Selain alasan di atas, ada juga jemaat yang pindah ke gereja lain karena kurang mendapat pelayanan yang memuaskan. Pendeta dianggap kurang cakap berkotbah tentang firman Tuhan. Mengapa? Ada pendapat mengatakan bahwa karena ada yang terpilih menjadi pendeta merupakan ping-pingna alias menjadi pendeta menjadi pilihan terakhir. Karena gagal masuk PTN akhirnya jadi pendeta. (Bukankah seharusnya kita memberikan yang terbaik untuk Tuhan?). Tapi memang sejak dulu, jabatan pendeta kurang menarik bagi jemaat GBKP. Mungkin semua merasa pendeta adalah pekerjaan mulia, namun bila ada yang diminta anaknya menjadi pendeta, ups... tunggu dulu.

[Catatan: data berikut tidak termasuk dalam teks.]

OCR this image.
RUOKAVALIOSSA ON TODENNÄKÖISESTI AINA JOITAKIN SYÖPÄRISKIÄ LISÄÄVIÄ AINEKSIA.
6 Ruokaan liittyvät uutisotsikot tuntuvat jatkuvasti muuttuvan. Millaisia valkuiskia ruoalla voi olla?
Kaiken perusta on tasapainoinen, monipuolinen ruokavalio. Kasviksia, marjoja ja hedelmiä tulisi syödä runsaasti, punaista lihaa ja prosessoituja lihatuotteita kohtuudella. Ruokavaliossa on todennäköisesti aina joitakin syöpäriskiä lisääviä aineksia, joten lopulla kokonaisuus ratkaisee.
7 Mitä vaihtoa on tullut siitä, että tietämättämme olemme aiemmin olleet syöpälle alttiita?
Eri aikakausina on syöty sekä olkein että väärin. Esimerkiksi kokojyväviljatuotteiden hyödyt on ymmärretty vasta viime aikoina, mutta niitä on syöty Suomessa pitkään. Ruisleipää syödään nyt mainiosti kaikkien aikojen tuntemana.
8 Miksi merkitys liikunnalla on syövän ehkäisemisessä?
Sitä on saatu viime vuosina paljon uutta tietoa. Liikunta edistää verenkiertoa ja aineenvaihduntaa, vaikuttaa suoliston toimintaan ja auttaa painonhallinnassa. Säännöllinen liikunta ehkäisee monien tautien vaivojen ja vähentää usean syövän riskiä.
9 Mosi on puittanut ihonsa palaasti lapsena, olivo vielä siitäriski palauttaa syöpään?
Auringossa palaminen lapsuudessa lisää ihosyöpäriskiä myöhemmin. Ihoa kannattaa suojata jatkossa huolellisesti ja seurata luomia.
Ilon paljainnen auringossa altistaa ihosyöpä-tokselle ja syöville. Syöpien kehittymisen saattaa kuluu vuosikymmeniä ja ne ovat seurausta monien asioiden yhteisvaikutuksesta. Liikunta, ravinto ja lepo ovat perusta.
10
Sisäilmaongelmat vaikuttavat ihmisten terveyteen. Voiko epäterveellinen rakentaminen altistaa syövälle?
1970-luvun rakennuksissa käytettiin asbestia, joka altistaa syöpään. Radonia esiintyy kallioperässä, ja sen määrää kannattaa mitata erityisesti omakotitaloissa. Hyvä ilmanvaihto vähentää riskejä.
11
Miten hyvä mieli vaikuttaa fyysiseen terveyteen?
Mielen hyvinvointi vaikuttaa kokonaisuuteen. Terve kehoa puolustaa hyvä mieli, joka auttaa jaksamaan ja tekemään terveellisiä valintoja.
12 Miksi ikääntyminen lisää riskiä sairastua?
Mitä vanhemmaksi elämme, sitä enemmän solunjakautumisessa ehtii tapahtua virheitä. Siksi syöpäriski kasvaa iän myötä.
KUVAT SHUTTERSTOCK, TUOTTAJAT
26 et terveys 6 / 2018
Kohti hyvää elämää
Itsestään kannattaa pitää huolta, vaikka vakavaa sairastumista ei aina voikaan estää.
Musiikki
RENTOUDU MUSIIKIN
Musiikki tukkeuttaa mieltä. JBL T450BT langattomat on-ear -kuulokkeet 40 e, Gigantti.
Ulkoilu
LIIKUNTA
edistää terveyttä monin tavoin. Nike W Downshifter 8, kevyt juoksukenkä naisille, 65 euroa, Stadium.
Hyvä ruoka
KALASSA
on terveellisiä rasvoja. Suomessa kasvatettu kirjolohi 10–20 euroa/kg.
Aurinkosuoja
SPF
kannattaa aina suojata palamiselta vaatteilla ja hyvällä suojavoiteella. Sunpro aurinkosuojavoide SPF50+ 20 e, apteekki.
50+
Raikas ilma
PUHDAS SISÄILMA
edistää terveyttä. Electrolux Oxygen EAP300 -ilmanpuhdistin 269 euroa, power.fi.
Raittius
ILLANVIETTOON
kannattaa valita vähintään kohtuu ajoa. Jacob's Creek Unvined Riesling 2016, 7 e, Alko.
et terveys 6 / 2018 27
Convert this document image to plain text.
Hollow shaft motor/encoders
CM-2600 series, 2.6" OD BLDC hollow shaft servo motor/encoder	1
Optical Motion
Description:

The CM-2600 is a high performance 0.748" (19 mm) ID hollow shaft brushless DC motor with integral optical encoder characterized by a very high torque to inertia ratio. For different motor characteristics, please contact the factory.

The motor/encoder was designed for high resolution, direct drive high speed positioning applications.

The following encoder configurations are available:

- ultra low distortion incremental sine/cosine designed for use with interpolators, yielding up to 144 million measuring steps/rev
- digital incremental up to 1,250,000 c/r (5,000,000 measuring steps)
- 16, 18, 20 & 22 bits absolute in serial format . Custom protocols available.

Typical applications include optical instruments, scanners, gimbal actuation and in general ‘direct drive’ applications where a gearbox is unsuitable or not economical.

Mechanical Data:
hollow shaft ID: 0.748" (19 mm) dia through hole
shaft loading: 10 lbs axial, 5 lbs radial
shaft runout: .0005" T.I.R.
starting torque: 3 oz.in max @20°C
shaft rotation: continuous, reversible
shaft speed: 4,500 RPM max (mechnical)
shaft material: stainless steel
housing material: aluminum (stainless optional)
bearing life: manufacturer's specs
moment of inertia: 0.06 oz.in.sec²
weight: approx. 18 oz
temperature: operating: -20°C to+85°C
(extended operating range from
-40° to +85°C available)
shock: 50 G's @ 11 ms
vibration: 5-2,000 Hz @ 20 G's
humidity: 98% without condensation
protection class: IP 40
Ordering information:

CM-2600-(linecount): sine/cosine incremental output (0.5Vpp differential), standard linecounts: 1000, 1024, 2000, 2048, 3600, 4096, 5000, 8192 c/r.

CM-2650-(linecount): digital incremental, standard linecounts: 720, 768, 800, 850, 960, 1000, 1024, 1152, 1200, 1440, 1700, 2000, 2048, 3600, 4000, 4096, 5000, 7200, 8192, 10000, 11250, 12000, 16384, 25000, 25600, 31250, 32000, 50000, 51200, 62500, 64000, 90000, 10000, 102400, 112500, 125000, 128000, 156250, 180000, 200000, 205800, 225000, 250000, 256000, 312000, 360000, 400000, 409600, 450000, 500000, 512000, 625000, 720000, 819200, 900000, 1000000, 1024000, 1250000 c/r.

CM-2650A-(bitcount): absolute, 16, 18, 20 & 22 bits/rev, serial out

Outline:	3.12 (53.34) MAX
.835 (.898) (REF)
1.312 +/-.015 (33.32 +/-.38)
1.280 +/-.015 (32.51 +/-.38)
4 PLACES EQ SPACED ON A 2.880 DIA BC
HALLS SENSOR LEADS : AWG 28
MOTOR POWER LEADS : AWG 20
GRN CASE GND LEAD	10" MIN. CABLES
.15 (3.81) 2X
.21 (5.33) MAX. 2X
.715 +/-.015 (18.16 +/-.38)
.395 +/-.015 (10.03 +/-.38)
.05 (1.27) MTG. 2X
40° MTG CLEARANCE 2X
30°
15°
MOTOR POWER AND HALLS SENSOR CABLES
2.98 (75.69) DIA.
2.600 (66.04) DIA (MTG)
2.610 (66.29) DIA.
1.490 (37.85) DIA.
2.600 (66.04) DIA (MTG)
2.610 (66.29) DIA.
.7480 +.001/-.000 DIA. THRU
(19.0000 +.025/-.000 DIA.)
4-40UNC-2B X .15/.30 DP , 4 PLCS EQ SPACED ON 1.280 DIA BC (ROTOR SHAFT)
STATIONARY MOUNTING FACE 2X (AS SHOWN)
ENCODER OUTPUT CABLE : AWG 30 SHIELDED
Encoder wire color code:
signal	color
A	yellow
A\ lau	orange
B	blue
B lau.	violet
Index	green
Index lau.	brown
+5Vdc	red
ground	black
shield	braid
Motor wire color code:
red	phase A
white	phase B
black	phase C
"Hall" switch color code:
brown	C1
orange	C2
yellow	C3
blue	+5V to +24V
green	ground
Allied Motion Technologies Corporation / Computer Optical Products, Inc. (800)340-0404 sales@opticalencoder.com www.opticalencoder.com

Baik Pendeta, Pertua dan Diaken sudah saatnya mengetahui tentang service excellence. Hal ini menurut saya yang perlu diperhatikan. Bukankah lebih mulia bila GBKP yang masih jauh dari sempurna ini kita benahi bersama-sama. Gereja mirip sebuah restoran, untuk menarik pelanggan perlu menu yang enak dan ditata dengan baik supaya menarik selera konsumen. Bila tidak, rumah makan Karo Mergana pun akan ditinggal penggemarnya yang kebanyakan orang Karo, karena yang melayani suka membenahi posisi suntil-nya selagi melayani konsumen.